Quienes se afirman contrarios al imperialismo -y a esta altura virtualmente nadie pensaría en reivindicar una modalidad política que hasta hace apenas medio siglo había dominado la mayor parte del mundo desde los albores de la historia- suelen tener en mente el poder e influencia a su juicio excesivos de Estados Unidos, pasando por alto la existencia de tradiciones imperiales más viejas y más seguras de sí mismas. De éstas, la más tenaz es con toda seguridad la china. A diferencia de los europeos, que con escasas excepciones están más interesados hoy en día en ahorrarse responsabilidades onerosas que en tratar de gobernar territorios ajenos, los dirigentes chinos se niegan a reconocer el derecho de pueblos como el tibetano a independizarse e insisten en reclamar la plena soberanía sobre Taiwán a pesar de la resistencia de los habitantes de la isla, tanto los de origen chino como de los demás.
Aunque la disputa entre Beijing y Taipei sigue siendo más peligrosa que la situación en el Tíbet, ya que podría servir para desatar una guerra en gran escala, la rebelión más reciente de los tibetanos plantea a los chinos un desafío que les es nuevo. Si bien están en condiciones de aplastarla con suma facilidad, no quieren que el resto del mundo los vea actuando como represores brutales. Se trata de una de las desventajas de la transformación rápida de China en una potencia comercial importante que, según muchos, podría erigirse pronto en uno de los dos pilares de un orden internacional bipolar.

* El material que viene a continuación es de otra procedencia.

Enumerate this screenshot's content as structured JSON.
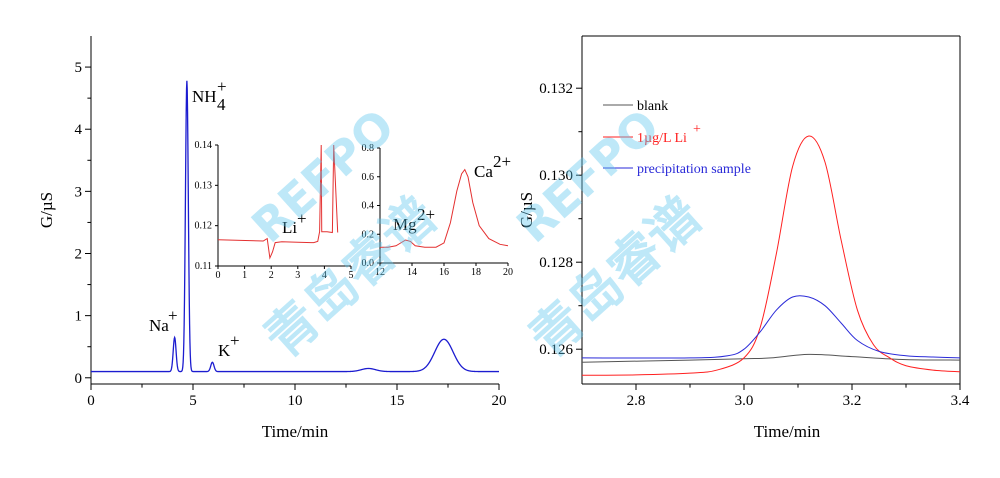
{
  "colors": {
    "blank": "#555555",
    "li_standard": "#ff2020",
    "sample": "#2a2ad8",
    "main_trace": "#1c1cd0",
    "inset_trace": "#e43030",
    "watermark": "#5fc8ef"
  },
  "watermark": {
    "latin": "REFPO",
    "chinese": "青岛睿谱"
  },
  "chart_data": [
    {
      "type": "line",
      "xlabel": "Time/min",
      "ylabel": "G/µS",
      "xlim": [
        0,
        20
      ],
      "ylim": [
        -0.1,
        5.5
      ],
      "x_ticks": [
        "0",
        "5",
        "10",
        "15",
        "20"
      ],
      "y_ticks": [
        "0",
        "1",
        "2",
        "3",
        "4",
        "5"
      ],
      "grid": false,
      "baseline": 0.1,
      "peaks": [
        {
          "label": "Na",
          "superscript": "+",
          "center": 4.1,
          "height": 0.55,
          "width": 0.07
        },
        {
          "label": "NH",
          "subscript": "4",
          "superscript": "+",
          "center": 4.7,
          "height": 4.68,
          "width": 0.07
        },
        {
          "label": "K",
          "superscript": "+",
          "center": 5.95,
          "height": 0.15,
          "width": 0.08
        },
        {
          "label": "",
          "center": 13.6,
          "height": 0.05,
          "width": 0.35
        },
        {
          "label": "",
          "center": 17.3,
          "height": 0.52,
          "width": 0.45
        }
      ],
      "insets": [
        {
          "xlim": [
            0,
            5
          ],
          "ylim": [
            0.11,
            0.14
          ],
          "x_ticks": [
            "0",
            "1",
            "2",
            "3",
            "4",
            "5"
          ],
          "y_ticks": [
            "0.11",
            "0.12",
            "0.13",
            "0.14"
          ],
          "annotation": {
            "label": "Li",
            "superscript": "+"
          },
          "series": {
            "x": [
              0.0,
              1.2,
              1.7,
              1.85,
              1.95,
              2.05,
              2.15,
              2.4,
              3.0,
              3.5,
              3.6,
              3.75,
              3.82,
              3.88,
              3.9,
              4.1,
              4.3,
              4.35,
              4.5
            ],
            "y": [
              0.1165,
              0.1163,
              0.1162,
              0.1168,
              0.112,
              0.1135,
              0.1158,
              0.116,
              0.1159,
              0.1158,
              0.1158,
              0.1161,
              0.1185,
              0.14,
              0.1185,
              0.1185,
              0.1183,
              0.14,
              0.1183
            ]
          }
        },
        {
          "xlim": [
            12,
            20
          ],
          "ylim": [
            0,
            0.8
          ],
          "x_ticks": [
            "12",
            "14",
            "16",
            "18",
            "20"
          ],
          "y_ticks": [
            "0.0",
            "0.2",
            "0.4",
            "0.6",
            "0.8"
          ],
          "annotations": [
            {
              "label": "Mg",
              "superscript": "2+"
            },
            {
              "label": "Ca",
              "superscript": "2+"
            }
          ],
          "series": {
            "x": [
              12,
              12.5,
              13.0,
              13.3,
              13.6,
              13.9,
              14.2,
              14.8,
              15.5,
              16.0,
              16.4,
              16.8,
              17.1,
              17.3,
              17.5,
              17.8,
              18.2,
              18.8,
              19.5,
              20
            ],
            "y": [
              0.11,
              0.11,
              0.12,
              0.14,
              0.16,
              0.15,
              0.12,
              0.11,
              0.11,
              0.14,
              0.28,
              0.5,
              0.62,
              0.65,
              0.6,
              0.42,
              0.26,
              0.17,
              0.13,
              0.12
            ]
          }
        }
      ]
    },
    {
      "type": "line",
      "xlabel": "Time/min",
      "ylabel": "G/µS",
      "xlim": [
        2.7,
        3.4
      ],
      "ylim": [
        0.1252,
        0.1332
      ],
      "x_ticks": [
        "2.8",
        "3.0",
        "3.2",
        "3.4"
      ],
      "y_ticks": [
        "0.126",
        "0.128",
        "0.130",
        "0.132"
      ],
      "grid": false,
      "legend": "top-left",
      "series": [
        {
          "name": "blank",
          "x": [
            2.7,
            2.9,
            3.0,
            3.05,
            3.12,
            3.2,
            3.3,
            3.4
          ],
          "y": [
            0.1257,
            0.12575,
            0.12578,
            0.1258,
            0.12588,
            0.12583,
            0.12576,
            0.12575
          ]
        },
        {
          "name": "1µg/L Li",
          "name_superscript": "+",
          "x": [
            2.7,
            2.8,
            2.9,
            2.95,
            3.0,
            3.03,
            3.06,
            3.09,
            3.12,
            3.15,
            3.18,
            3.21,
            3.24,
            3.27,
            3.3,
            3.35,
            3.4
          ],
          "y": [
            0.1254,
            0.12541,
            0.12545,
            0.12552,
            0.1258,
            0.1265,
            0.1282,
            0.1302,
            0.1309,
            0.1303,
            0.1285,
            0.1269,
            0.1261,
            0.1258,
            0.12562,
            0.12552,
            0.12548
          ]
        },
        {
          "name": "precipitation sample",
          "x": [
            2.7,
            2.9,
            2.97,
            3.0,
            3.03,
            3.06,
            3.09,
            3.12,
            3.15,
            3.18,
            3.21,
            3.25,
            3.3,
            3.35,
            3.4
          ],
          "y": [
            0.1258,
            0.1258,
            0.12585,
            0.126,
            0.1264,
            0.1269,
            0.1272,
            0.1272,
            0.127,
            0.1266,
            0.1262,
            0.12595,
            0.12585,
            0.12582,
            0.1258
          ]
        }
      ]
    }
  ]
}
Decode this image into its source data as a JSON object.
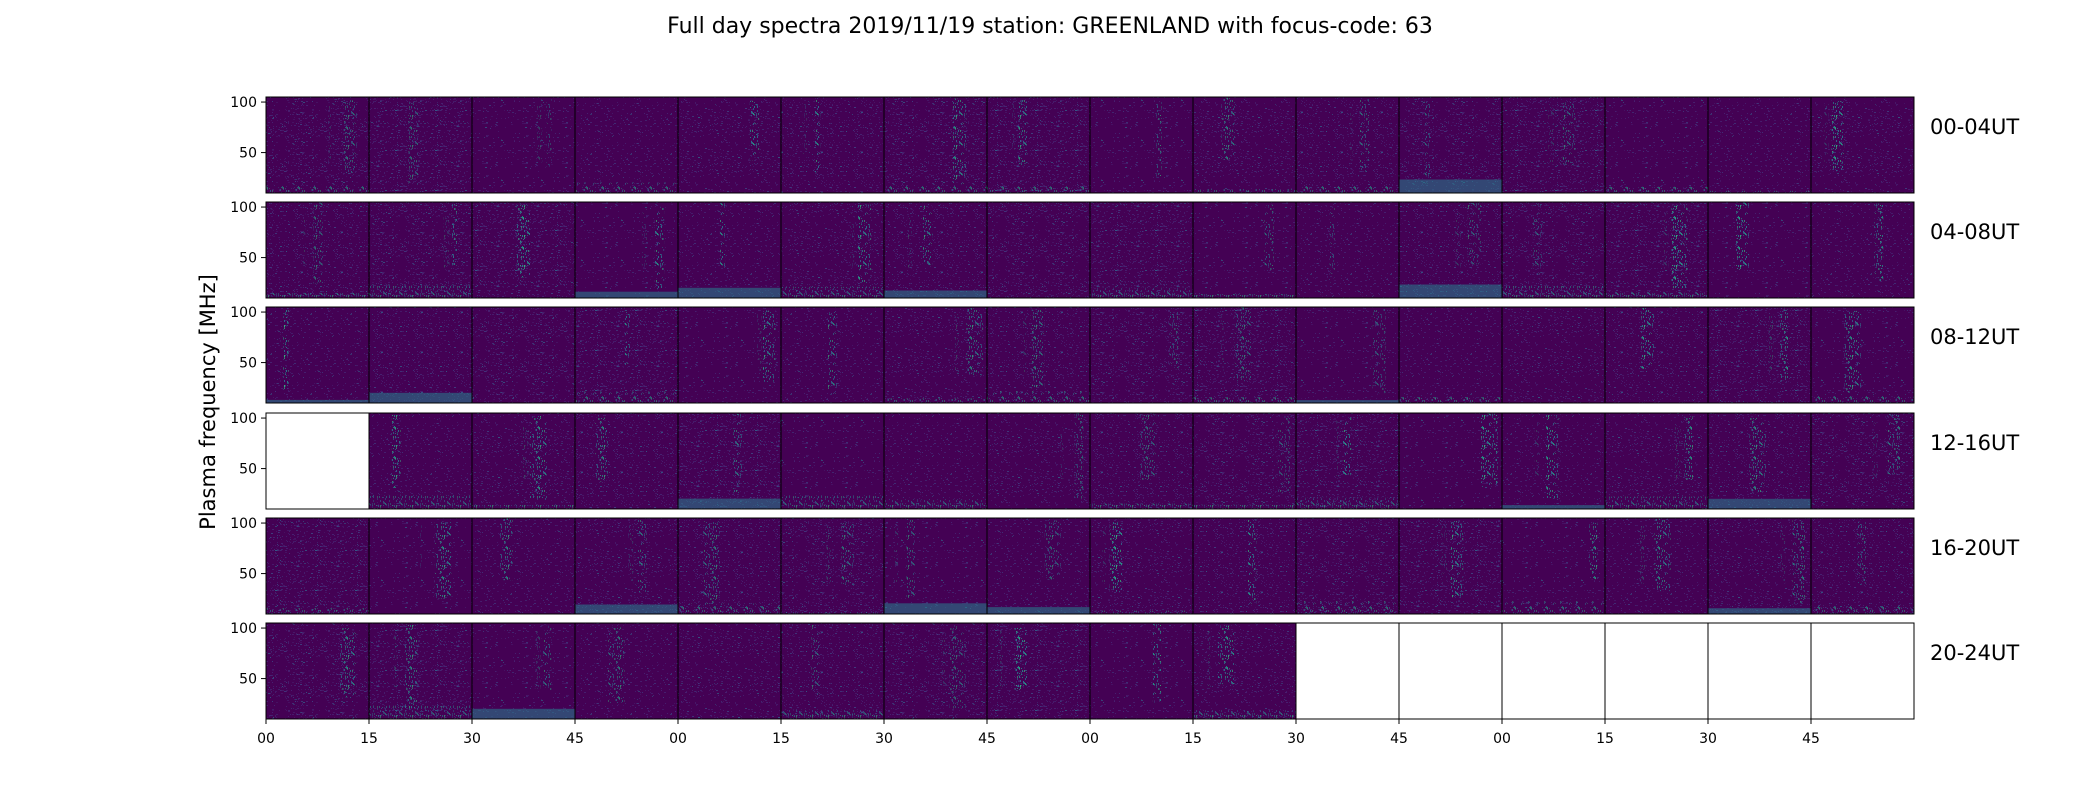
{
  "chart_data": {
    "type": "heatmap",
    "title": "Full day spectra 2019/11/19 station: GREENLAND with focus-code: 63",
    "ylabel": "Plasma frequency [MHz]",
    "rows": [
      "00-04UT",
      "04-08UT",
      "08-12UT",
      "12-16UT",
      "16-20UT",
      "20-24UT"
    ],
    "panels_per_row": 16,
    "yticks": [
      50,
      100
    ],
    "ylim": [
      10,
      105
    ],
    "xtick_labels": [
      "00",
      "15",
      "30",
      "45",
      "00",
      "15",
      "30",
      "45",
      "00",
      "15",
      "30",
      "45",
      "00",
      "15",
      "30",
      "45"
    ],
    "colormap": [
      "#440154",
      "#482878",
      "#3e4989",
      "#31688e",
      "#26828e",
      "#1f9e89",
      "#35b779",
      "#6ece58"
    ],
    "empty_panels": {
      "12-16UT": [
        0
      ],
      "20-24UT": [
        10,
        11,
        12,
        13,
        14,
        15
      ]
    }
  }
}
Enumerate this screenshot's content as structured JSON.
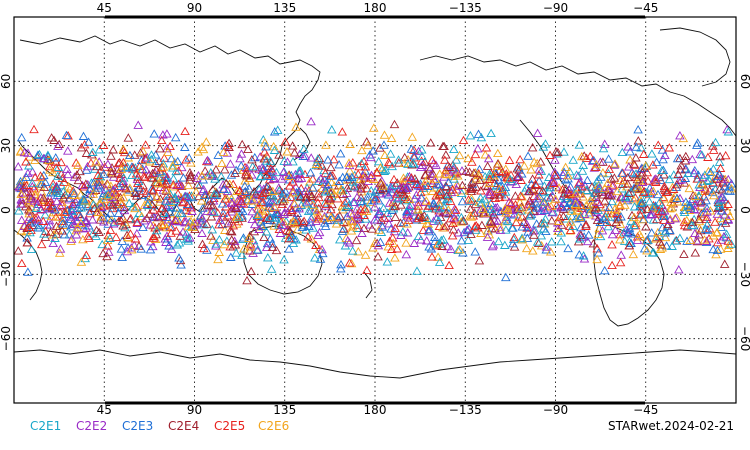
{
  "map": {
    "lon_ticks": [
      "45",
      "90",
      "135",
      "180",
      "−135",
      "−90",
      "−45"
    ],
    "lat_ticks": [
      "60",
      "30",
      "0",
      "−30",
      "−60"
    ],
    "lon_range": [
      0,
      360
    ],
    "lat_range": [
      -90,
      90
    ],
    "central_longitude": 180,
    "gridlines": "dotted",
    "land_style": "coastline outline only"
  },
  "legend": {
    "items": [
      {
        "label": "C2E1",
        "color": "#1aa7c9"
      },
      {
        "label": "C2E2",
        "color": "#9a2bc7"
      },
      {
        "label": "C2E3",
        "color": "#1f6fd6"
      },
      {
        "label": "C2E4",
        "color": "#a0202e"
      },
      {
        "label": "C2E5",
        "color": "#e8231f"
      },
      {
        "label": "C2E6",
        "color": "#f2a51d"
      }
    ]
  },
  "stamp": "STARwet.2024-02-21",
  "observations": {
    "marker": "open triangle",
    "lat_band": [
      -35,
      45
    ],
    "density": "dense global band",
    "note_colors_by_satellite": true
  }
}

Hace apenas quince años, los jerarcas chinos no hubieran vacilado en aprovechar su poderío para poner fin en seguida a la agitación callejera sin preocuparse en absoluto por la reacción del resto del mundo, pero en la actualidad tienen que tomar en cuenta los efectos inevitablemente malos sobre la imagen nacional de una reacción demasiado cruel.
En opinión de los líderes del régimen chino, los tibetanos, azuzados por "el grupo en torno al Dalai Lama", están procurando aprovechar la oportunidad planteada por los esfuerzos oficiales de hacer de los Juegos Olímpicos, que en agosto se celebrarán en Beijing, un show propagandístico que impresione a todos con los esplendores de la nueva China rica, emprendedora y, desde luego, sumamente culta. Pero aunque no cabe duda de que China ha avanzado de manera espectacular en los últimos lustros y muchos tienen motivos de sobra para sentirse orgullosos de los logros personales y colectivos, el gigante sigue siendo una dictadura en que el régimen nominalmente comunista está acostumbrado a pisotear los derechos humanos más básicos, incluyendo, claro está, los de pueblos minoritarios como el tibetano.
Según todas las pautas actualmente vigentes, el Tíbet debería ser una nación independiente, ya que la mayoría de sus habitantes no es china, habla un idioma que es muy distinto del mandarín y sus tradiciones culturales son radicalmente diferentes. Con todo, continúan los intentos de modificar el perfil demográfico tibetano estimulando la inmigración de grandes cantidades de colonos de la etnia china principal, la "han", y tratando de eliminar las tradiciones tibetanas mediante un programa que el Dalai Lama califica de "genocidio cultural", de modo que en una fecha no muy lejana habrá una mayoría china en el país a menos que el régimen en Beijing modifique su actitud. No es del todo probable que lo haga. El régimen, consciente de que el marxismo ya no sirve para darle legitimidad, está alentando el nacionalismo, de modo que es de suponer que la mayoría abrumadora de los chinos, sin excluir a los muchos que participen de los disturbios casi diarios provocados por abusos vinculados con los cambios traumáticos que son propios de una etapa de expansión vertiginosa signada por la desigualdad creciente, comparten su hostilidad hacia cualquier manifestación de separatismo en Tíbet o en las extensas regiones occidentales en que los "han" todavía constituyen una minoría a menudo enfrentada con minorías de raíces turcas y credo musulmán. Así las cosas, es de prever que la represión en el Tíbet se intensifique aunque como resultado China sea vista como una potencia nada benigna cuyo fortalecimiento rápido plantea una amenaza grave a todos los reacios a subordinarse a sus dictados.